Ein 2-jähriges Mädchen stürzte aufgrund des hohen Reisendenaufkommens ins Gleisbett und landete mit dem Gesicht auf dem Schienenkopf

Schutzengel war zu Ostern unterwegs

Bundespolizisten vom Revier in Uelzen überwachten am Sonntagabend den Oster-Rückreiseverkehr. Gegen 19:45 Uhr am 31.03.24 stürzte ein 2-jähriges Mädchen aufgrund des hohen Reisendenaufkommens ins Gleisbett des Gleises 102 und landete mit dem Gesicht auf dem Schienenkopf.

Der Vater des Kindes sprang sofort hinterher, hob seine Tochter heraus und übergab sie an die Mutter. Dabei verletzte sich der Vater jedoch am Fuß und konnte das Gleisbett nicht mehr eigenständig verlassen.
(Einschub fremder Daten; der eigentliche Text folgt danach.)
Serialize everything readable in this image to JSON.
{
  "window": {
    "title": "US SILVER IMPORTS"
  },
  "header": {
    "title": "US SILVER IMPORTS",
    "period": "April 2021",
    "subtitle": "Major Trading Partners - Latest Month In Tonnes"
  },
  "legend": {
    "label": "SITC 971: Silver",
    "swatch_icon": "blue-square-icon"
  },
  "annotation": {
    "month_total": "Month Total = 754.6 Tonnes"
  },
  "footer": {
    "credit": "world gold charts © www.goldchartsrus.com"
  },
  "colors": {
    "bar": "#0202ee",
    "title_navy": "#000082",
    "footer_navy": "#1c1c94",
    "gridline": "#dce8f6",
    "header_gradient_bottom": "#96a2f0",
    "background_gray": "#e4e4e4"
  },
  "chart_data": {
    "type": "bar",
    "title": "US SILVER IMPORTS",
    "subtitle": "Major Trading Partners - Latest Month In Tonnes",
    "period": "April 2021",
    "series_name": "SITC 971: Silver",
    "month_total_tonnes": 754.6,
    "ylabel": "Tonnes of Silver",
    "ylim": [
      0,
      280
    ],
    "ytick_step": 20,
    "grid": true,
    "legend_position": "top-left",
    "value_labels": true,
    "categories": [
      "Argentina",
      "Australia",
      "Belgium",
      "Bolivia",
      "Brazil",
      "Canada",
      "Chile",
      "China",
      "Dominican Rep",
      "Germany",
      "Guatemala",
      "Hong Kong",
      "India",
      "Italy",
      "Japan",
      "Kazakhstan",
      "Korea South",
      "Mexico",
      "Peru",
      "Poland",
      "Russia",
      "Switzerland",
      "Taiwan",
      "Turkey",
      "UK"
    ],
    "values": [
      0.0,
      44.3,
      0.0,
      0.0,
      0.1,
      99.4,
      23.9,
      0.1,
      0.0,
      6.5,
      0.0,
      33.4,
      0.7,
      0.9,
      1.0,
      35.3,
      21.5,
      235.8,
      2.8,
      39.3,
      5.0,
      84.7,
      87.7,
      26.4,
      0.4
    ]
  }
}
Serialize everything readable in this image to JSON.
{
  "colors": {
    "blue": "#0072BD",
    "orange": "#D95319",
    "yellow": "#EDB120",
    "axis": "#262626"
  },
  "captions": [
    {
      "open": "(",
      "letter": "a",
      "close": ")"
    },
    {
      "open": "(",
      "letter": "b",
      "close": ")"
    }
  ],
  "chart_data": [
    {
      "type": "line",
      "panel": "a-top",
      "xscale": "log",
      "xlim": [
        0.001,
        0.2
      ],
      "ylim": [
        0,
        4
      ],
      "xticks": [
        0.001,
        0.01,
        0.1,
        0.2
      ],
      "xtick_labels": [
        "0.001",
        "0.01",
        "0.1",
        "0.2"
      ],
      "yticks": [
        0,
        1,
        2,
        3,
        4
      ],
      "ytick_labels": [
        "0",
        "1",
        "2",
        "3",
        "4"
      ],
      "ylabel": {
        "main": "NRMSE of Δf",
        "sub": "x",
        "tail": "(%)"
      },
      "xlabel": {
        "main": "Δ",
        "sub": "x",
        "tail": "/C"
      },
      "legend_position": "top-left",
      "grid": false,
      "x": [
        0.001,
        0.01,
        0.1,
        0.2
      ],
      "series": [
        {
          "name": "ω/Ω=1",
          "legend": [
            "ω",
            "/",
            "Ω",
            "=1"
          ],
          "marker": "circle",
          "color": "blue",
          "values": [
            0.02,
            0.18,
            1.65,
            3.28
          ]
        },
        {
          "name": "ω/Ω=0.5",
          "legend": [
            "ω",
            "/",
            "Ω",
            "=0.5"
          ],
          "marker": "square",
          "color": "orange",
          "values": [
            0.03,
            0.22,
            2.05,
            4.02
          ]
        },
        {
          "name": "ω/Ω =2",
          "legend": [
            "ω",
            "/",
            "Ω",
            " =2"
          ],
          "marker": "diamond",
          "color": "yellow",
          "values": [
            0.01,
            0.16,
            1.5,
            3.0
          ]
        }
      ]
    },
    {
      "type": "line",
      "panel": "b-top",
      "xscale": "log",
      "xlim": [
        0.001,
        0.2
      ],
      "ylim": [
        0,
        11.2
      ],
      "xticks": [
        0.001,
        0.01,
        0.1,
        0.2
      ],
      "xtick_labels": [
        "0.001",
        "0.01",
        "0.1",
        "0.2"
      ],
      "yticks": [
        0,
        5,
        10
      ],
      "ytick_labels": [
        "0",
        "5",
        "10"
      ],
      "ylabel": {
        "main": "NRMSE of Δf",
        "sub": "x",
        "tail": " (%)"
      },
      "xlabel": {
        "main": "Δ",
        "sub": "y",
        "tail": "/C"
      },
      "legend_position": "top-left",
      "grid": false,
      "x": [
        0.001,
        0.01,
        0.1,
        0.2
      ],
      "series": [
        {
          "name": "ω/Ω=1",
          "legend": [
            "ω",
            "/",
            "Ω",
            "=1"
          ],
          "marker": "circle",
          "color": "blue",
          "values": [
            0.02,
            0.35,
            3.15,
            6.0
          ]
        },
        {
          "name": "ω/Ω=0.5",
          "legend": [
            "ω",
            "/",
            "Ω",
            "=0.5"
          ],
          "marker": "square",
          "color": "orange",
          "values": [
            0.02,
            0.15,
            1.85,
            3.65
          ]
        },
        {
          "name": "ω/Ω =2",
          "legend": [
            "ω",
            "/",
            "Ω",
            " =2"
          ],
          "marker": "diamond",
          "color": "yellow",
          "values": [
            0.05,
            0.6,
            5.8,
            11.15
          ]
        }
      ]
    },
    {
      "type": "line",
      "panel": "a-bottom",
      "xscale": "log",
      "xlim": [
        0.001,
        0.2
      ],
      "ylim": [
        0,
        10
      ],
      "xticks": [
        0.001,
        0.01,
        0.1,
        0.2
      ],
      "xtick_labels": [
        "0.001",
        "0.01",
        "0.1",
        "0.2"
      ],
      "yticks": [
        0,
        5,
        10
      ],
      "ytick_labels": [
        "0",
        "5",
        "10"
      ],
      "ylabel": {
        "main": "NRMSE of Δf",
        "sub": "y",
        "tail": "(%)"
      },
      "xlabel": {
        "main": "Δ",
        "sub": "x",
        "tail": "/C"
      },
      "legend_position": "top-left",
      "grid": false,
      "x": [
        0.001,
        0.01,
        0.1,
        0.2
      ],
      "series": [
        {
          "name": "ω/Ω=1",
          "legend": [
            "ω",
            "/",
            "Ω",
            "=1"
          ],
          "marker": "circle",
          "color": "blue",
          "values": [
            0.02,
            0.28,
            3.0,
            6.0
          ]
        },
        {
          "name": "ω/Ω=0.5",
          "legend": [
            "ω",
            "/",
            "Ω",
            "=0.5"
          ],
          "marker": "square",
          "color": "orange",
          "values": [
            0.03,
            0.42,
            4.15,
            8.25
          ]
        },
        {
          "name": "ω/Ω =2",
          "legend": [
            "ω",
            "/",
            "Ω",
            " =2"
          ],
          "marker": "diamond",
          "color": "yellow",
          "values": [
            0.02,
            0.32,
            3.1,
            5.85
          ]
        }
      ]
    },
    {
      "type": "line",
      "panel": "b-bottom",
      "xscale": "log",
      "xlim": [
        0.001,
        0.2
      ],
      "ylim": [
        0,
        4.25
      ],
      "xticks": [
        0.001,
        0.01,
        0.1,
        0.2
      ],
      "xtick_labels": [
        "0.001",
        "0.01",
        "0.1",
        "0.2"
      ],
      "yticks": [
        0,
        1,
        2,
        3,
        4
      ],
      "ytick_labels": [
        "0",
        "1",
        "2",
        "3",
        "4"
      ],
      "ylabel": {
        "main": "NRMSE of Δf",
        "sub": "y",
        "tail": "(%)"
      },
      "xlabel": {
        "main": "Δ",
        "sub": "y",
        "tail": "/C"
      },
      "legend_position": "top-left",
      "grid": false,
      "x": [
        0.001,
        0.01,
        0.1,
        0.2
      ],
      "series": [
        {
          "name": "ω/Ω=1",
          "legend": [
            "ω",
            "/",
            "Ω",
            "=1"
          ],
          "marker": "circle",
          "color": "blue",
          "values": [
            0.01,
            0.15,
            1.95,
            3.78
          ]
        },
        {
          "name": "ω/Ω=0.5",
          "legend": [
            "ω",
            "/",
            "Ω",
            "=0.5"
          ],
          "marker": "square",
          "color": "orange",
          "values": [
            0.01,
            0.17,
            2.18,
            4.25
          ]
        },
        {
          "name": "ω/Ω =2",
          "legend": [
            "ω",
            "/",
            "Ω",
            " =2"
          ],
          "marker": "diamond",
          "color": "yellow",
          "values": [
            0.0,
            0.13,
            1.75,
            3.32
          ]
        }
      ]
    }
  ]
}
Inzwischen waren die Bundespolizisten bei der Familie und halfen den Vater aus dem Gleisbereich heraus. Da der Gesundheitszustand von Vater und Tochter unklar war, wurden zwei Rettungswagen und ein Notarzt alarmiert. Sie wurden vom eingetroffenen Notarzt untersucht und zur weiteren Untersuchung ins Klinikum Uelzen verbracht. Nach einer ambulanten Behandlung konnten beide noch am selben Abend wieder entlassen werden.

Wie knapp die ganze Situation war, wurde allen Beteiligten erst klar, als kurz nach dem Verlassen des Gleisbereiches bereits eine Zugdurchfahrt auf diesem Gleis erfolgte.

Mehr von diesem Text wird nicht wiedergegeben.